L’esordio di Ciro D’Emilio, consigliere nazionale UCCA, conquista il Lido

Si è chiusa una 75^ Mostra d’Arte Cinematografica di Venezia senza precedenti: un’edizione che ha saputo ben amalgamare autorialità conclamate con nuove istanze della nostra industria creativa, integrando il tutto con premiere di spessore ed eventi speciali. Non più una semplice vetrina, ma un palcoscenico a tutto tondo che ha visto protagonisti non pochi cineasti emergenti e, soprattutto, non poche novità sul piano espressivo: novità sul modo di far cinema e, tanto più, di vivere il cinema.

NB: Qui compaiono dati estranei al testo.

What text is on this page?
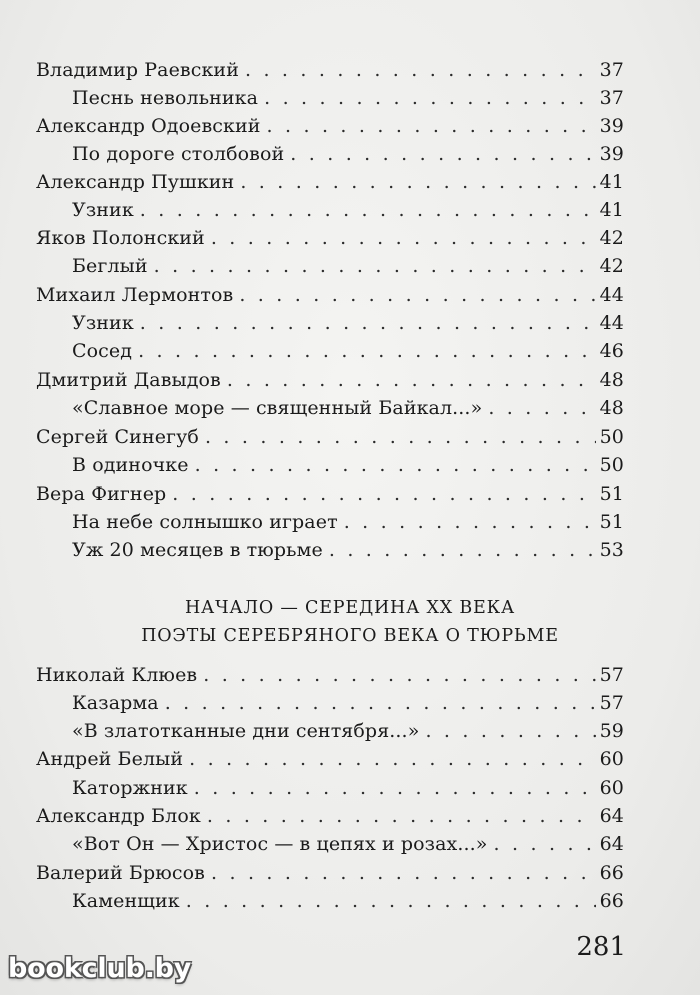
Владимир Раевский . . .	37
Песнь невольника . . .	37
Александр Одоевский . . .	39
По дороге столбовой . . .	39
Александр Пушкин . . .	41
Узник . . .	41
Яков Полонский . . .	42
Беглый . . .	42
Михаил Лермонтов . . .	44
Узник . . .	44
Сосед . . .	46
Дмитрий Давыдов . . .	48
«Славное море — священный Байкал...» . . .	48
Сергей Синегуб . . .	50
В одиночке . . .	50
Вера Фигнер . . .	51
На небе солнышко играет . . .	51
Уж 20 месяцев в тюрьме . . .	53
НАЧАЛО — СЕРЕДИНА XX ВЕКА
ПОЭТЫ СЕРЕБРЯНОГО ВЕКА О ТЮРЬМЕ
Николай Клюев . . .	57
Казарма . . .	57
«В златотканные дни сентября...» . . .	59
Андрей Белый . . .	60
Каторжник . . .	60
Александр Блок . . .	64
«Вот Он — Христос — в цепях и розах...» . . .	64
Валерий Брюсов . . .	66
Каменщик . . .	66
281
bookclub.by
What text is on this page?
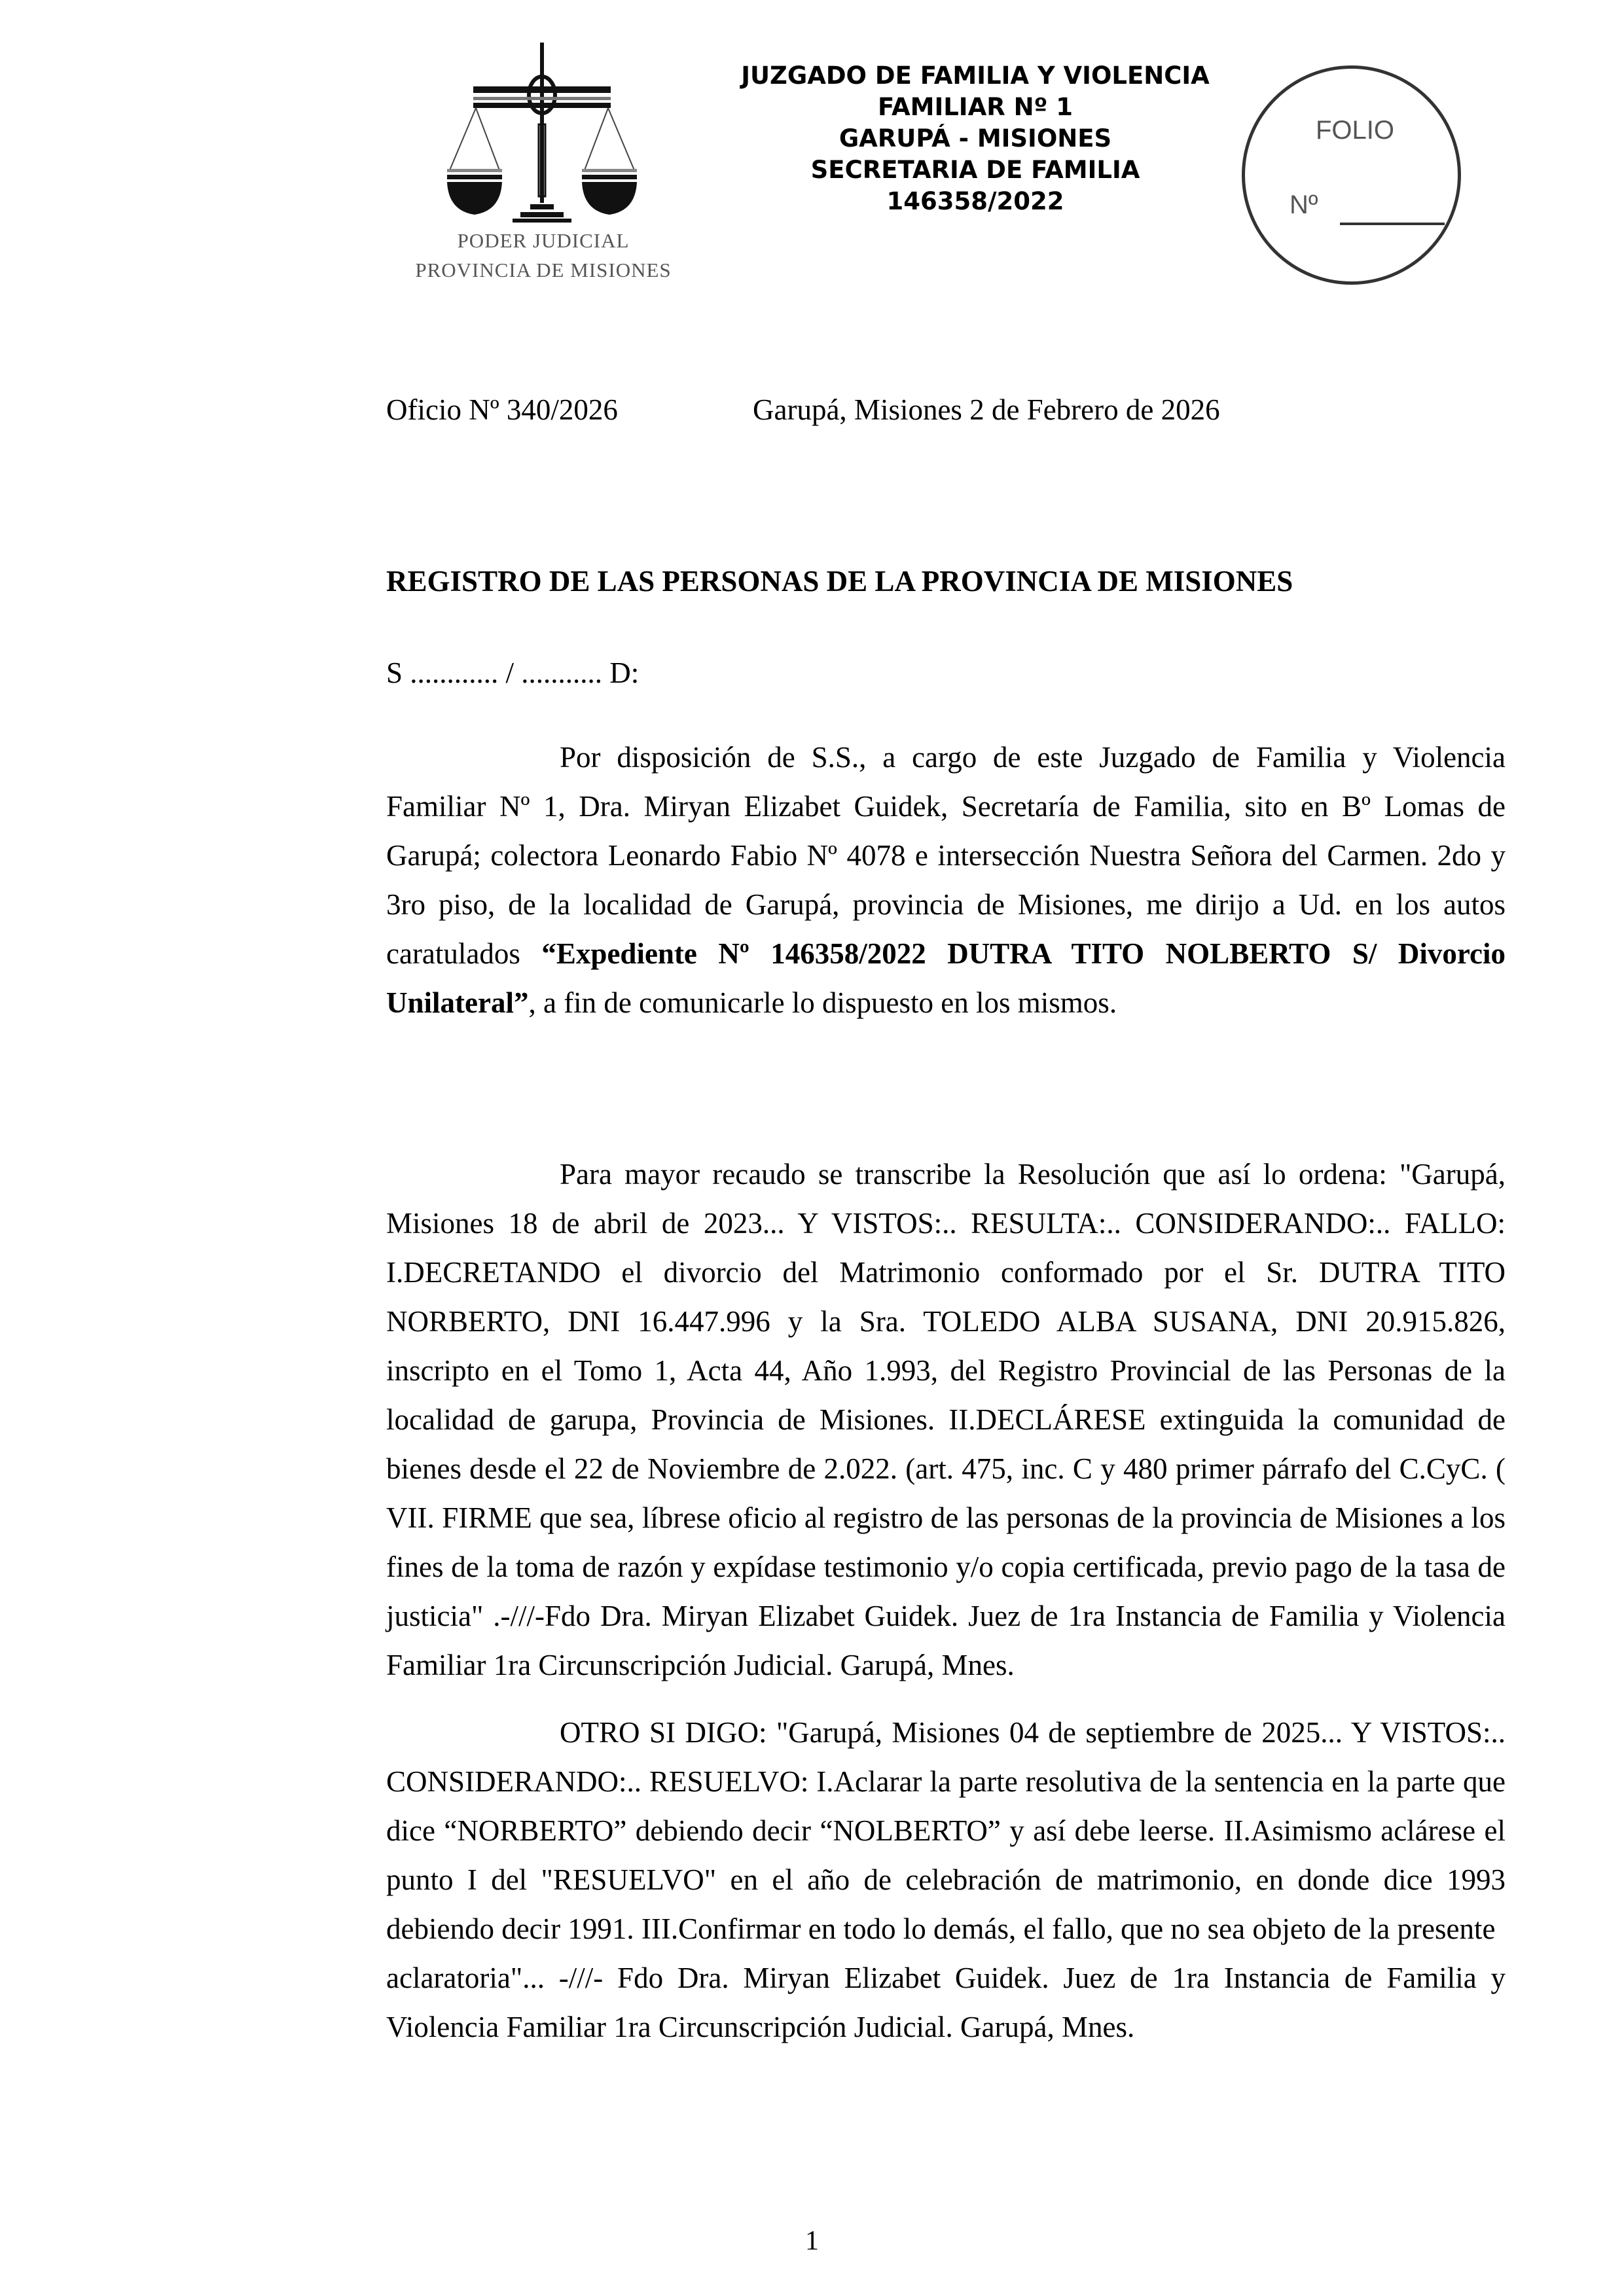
PODER JUDICIAL
PROVINCIA DE MISIONES
JUZGADO DE FAMILIA Y VIOLENCIA
FAMILIAR Nº 1
GARUPÁ - MISIONES
SECRETARIA DE FAMILIA
146358/2022
FOLIO
Nº
Oficio Nº 340/2026	Garupá, Misiones 2 de Febrero de 2026
REGISTRO DE LAS PERSONAS DE LA PROVINCIA DE MISIONES
S ............ / ........... D:
Por disposición de S.S., a cargo de este Juzgado de Familia y Violencia Familiar Nº 1, Dra. Miryan Elizabet Guidek, Secretaría de Familia, sito en Bº Lomas de Garupá; colectora Leonardo Fabio Nº 4078 e intersección Nuestra Señora del Carmen. 2do y 3ro piso, de la localidad de Garupá, provincia de Misiones, me dirijo a Ud. en los autos caratulados “Expediente Nº 146358/2022 DUTRA TITO NOLBERTO S/ Divorcio Unilateral”, a fin de comunicarle lo dispuesto en los mismos.
Para mayor recaudo se transcribe la Resolución que así lo ordena: "Garupá, Misiones 18 de abril de 2023... Y VISTOS:.. RESULTA:.. CONSIDERANDO:.. FALLO: I.DECRETANDO el divorcio del Matrimonio conformado por el Sr. DUTRA TITO NORBERTO, DNI 16.447.996 y la Sra. TOLEDO ALBA SUSANA, DNI 20.915.826, inscripto en el Tomo 1, Acta 44, Año 1.993, del Registro Provincial de las Personas de la localidad de garupa, Provincia de Misiones. II.DECLÁRESE extinguida la comunidad de bienes desde el 22 de Noviembre de 2.022. (art. 475, inc. C y 480 primer párrafo del C.CyC. ( VII. FIRME que sea, líbrese oficio al registro de las personas de la provincia de Misiones a los fines de la toma de razón y expídase testimonio y/o copia certificada, previo pago de la tasa de justicia" .-///-Fdo Dra. Miryan Elizabet Guidek. Juez de 1ra Instancia de Familia y Violencia Familiar 1ra Circunscripción Judicial. Garupá, Mnes.
OTRO SI DIGO: "Garupá, Misiones 04 de septiembre de 2025... Y VISTOS:.. CONSIDERANDO:.. RESUELVO: I.Aclarar la parte resolutiva de la sentencia en la parte que dice “NORBERTO” debiendo decir “NOLBERTO” y así debe leerse. II.Asimismo aclárese el punto I del "RESUELVO" en el año de celebración de matrimonio, en donde dice 1993 debiendo decir 1991. III.Confirmar en todo lo demás, el fallo, que no sea objeto de la presente
aclaratoria"... -///- Fdo Dra. Miryan Elizabet Guidek. Juez de 1ra Instancia de Familia y Violencia Familiar 1ra Circunscripción Judicial. Garupá, Mnes.
1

Uno dei casi più eclatanti è stato l’ottima accoglienza riservata a Un giorno all’improvviso, opera prima del giovane 31enne regista campano Ciro D’Emilio, apprezzato autore di corti e agitatore culturale di Ucca, con una miriade di iniziative tra cui l’attività formativa di Road to Pictures, il magazine Opereprime.org e Pitch in the Day, il più importante speed date tra autori esordienti e i principali produttori cinematografici italiani. Il film, un progetto nato sulla scia di una storia intensa, viva e sincera, con alle spalle una lavorazione altresì profonda, vorticosa e sentita, è stato accolto con nove minuti di applausi, encomi da critica e pubblico e due premi collaterali (il Premio Sorriso Diverso Tulipani di Seta Nera, per la critica sociale, e il Nuovo Imaie assegnato al talentuoso Giampiero De Concilio come miglior interprete esordiente, un riconoscimento che in passato ha visto insigniti, tra gli altri, attori del calibro di Federica Rosellini e Alessandro Borghi). Un esito che rende piena giustizia a un lavoro durato ben cinque anni, dall’ideazione del soggetto alla ricerca delle risorse, passando per la menzione al Premio Solinas.

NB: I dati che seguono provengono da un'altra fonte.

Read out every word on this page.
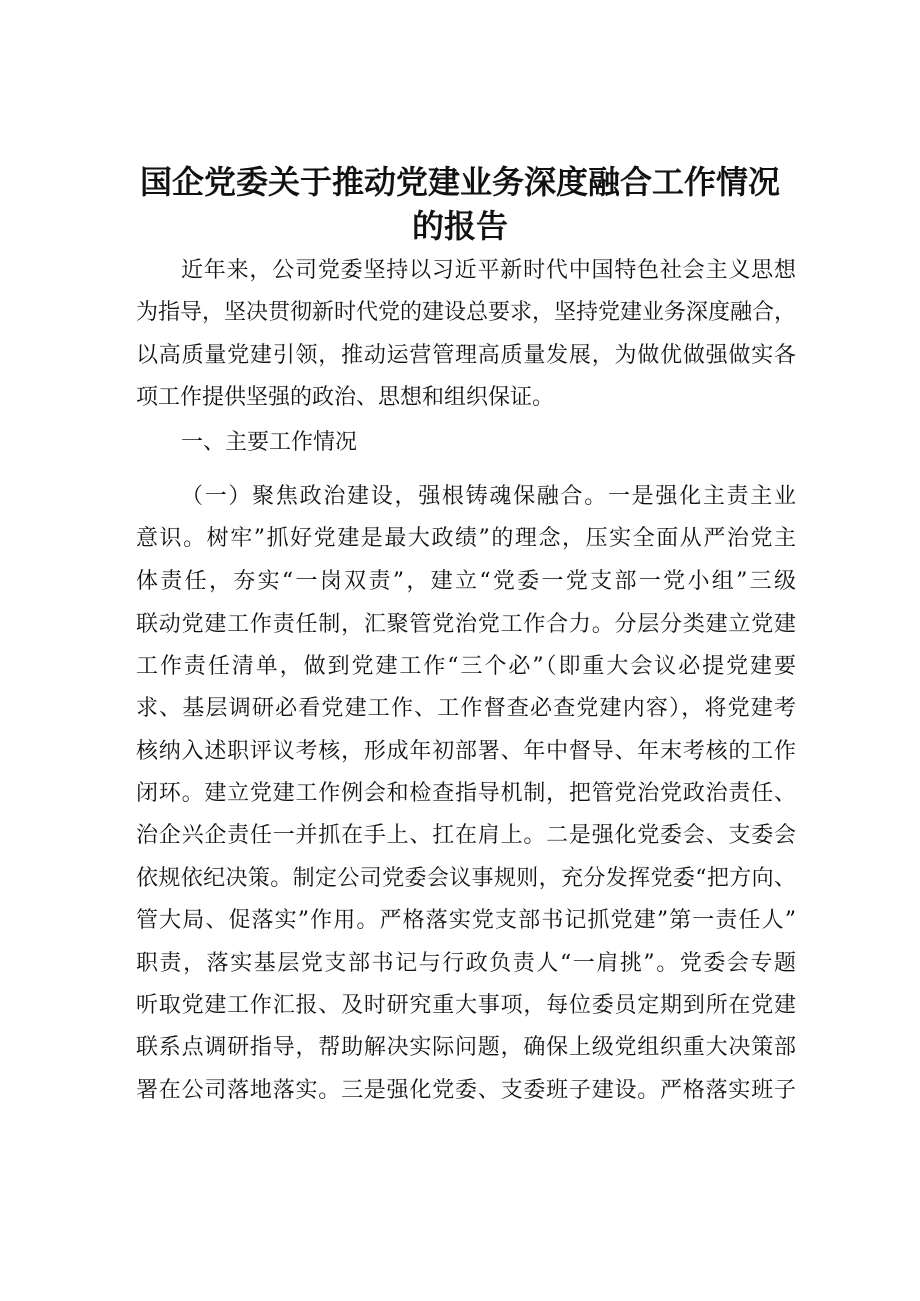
国企党委关于推动党建业务深度融合工作情况
的报告
近年来，公司党委坚持以习近平新时代中国特色社会主义思想
为指导，坚决贯彻新时代党的建设总要求，坚持党建业务深度融合，
以高质量党建引领，推动运营管理高质量发展，为做优做强做实各
项工作提供坚强的政治、思想和组织保证。
一、主要工作情况
（一）聚焦政治建设，强根铸魂保融合。一是强化主责主业
意识。树牢”抓好党建是最大政绩”的理念，压实全面从严治党主
体责任，夯实“一岗双责”，建立“党委一党支部一党小组”三级
联动党建工作责任制，汇聚管党治党工作合力。分层分类建立党建
工作责任清单，做到党建工作“三个必”（即重大会议必提党建要
求、基层调研必看党建工作、工作督查必查党建内容），将党建考
核纳入述职评议考核，形成年初部署、年中督导、年末考核的工作
闭环。建立党建工作例会和检查指导机制，把管党治党政治责任、
治企兴企责任一并抓在手上、扛在肩上。二是强化党委会、支委会
依规依纪决策。制定公司党委会议事规则，充分发挥党委“把方向、
管大局、促落实”作用。严格落实党支部书记抓党建”第一责任人”
职责，落实基层党支部书记与行政负责人“一肩挑”。党委会专题
听取党建工作汇报、及时研究重大事项，每位委员定期到所在党建
联系点调研指导，帮助解决实际问题，确保上级党组织重大决策部
署在公司落地落实。三是强化党委、支委班子建设。严格落实班子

Per quanto possa sembrare oggi quanto mai anacronistico continuare a parafrasare la lezione di André Bazin sul Realismo, non c’è niente di più sorprendente nel doverlo attualizzare, se non ridiscutere, in questo piccolo grande lungometraggio, oltre che in altri esordi nostrani che hanno costellato la line-up del concorso. Un tempo si parlava di Realismo, rapportato al cinema, quando si cercava di sviscerare i rapporti umani nella loro essenza. Il tutto sullo sfondo di scenari e città da ricostruire. Luoghi che sembravano aver perso la loro identità (Germania Anno Zero – 1948): persone, volti, famiglie, padri, madri, figli e figlie senza più un’appartenenza. Tempi in cui sembrava non esservi niente di più autentico e, per l’appunto, reale all’infuori delle relazioni. Le stesse relazioni che, oggi, al contrario, diventano sempre più difficili da preservare, custodire e mantenere: la camera annaspa, si fa ora più stretta, attanaglia come mai nuovi volti, nuove storie, le (in)segue e tenta disperatamente di trarne una nuova umanità.

Tutto ciò permea Un giorno all’improvviso, in cui è l’imprevisto ad orchestrare ogni legame. Il racconto è quello del rapporto tra una madre ‘problematica’ e un figlio, un binomio curiosamente presente anche in un’altra importante rivelazione della kermesse del Lido, l’opera prima di Letizia Lamartire, Saremo giovani e bellissimi, che vede ancora al centro uno scontro generazionale incosciente e ambiguo. Nessun personaggio conosce ancora il proprio ruolo. Ma, nella pellicola di D’Emilio, Antonio (De Concilio), il protagonista, fa la differenza (almeno per quello che dimostra sul campo da calcio): il suo ruolo è centrale di difesa, ha diciassette anni, è una promessa del calcio a tutti gli effetti, a un passo dalla grande prova. Quando gioca, si vota totalmente alla squadra, pressa l’uomo, recupera palloni e rimette tutti e tutto in gioco. Ma, finita la partita, al triplice fischio, quel suo stesso ruolo sembra non interrompersi. Ad aspettarlo a casa c’è Miriam (un’Anna Foglietta eccelsa, irriconoscibile, forse nel suo ruolo più impegnato), una madre dolcemente contraddittoria. Miriam è però anzitutto una donna, la cui patologia, destinata ad aggravarsi di giorno in giorno, le impedisce di concedersi appieno alla vita e a un contatto stabile coi propri cari. Niente che comunque possa impedirle di farle provare e donare amore. Un amore folle, discontinuo, sfuggevole, tormentato, cadenzato in pochi singoli istanti ma meravigliosamente puro. Di quegli amori che «farebbero rimaner ferme le montagne» (come lei stessa suggerirebbe).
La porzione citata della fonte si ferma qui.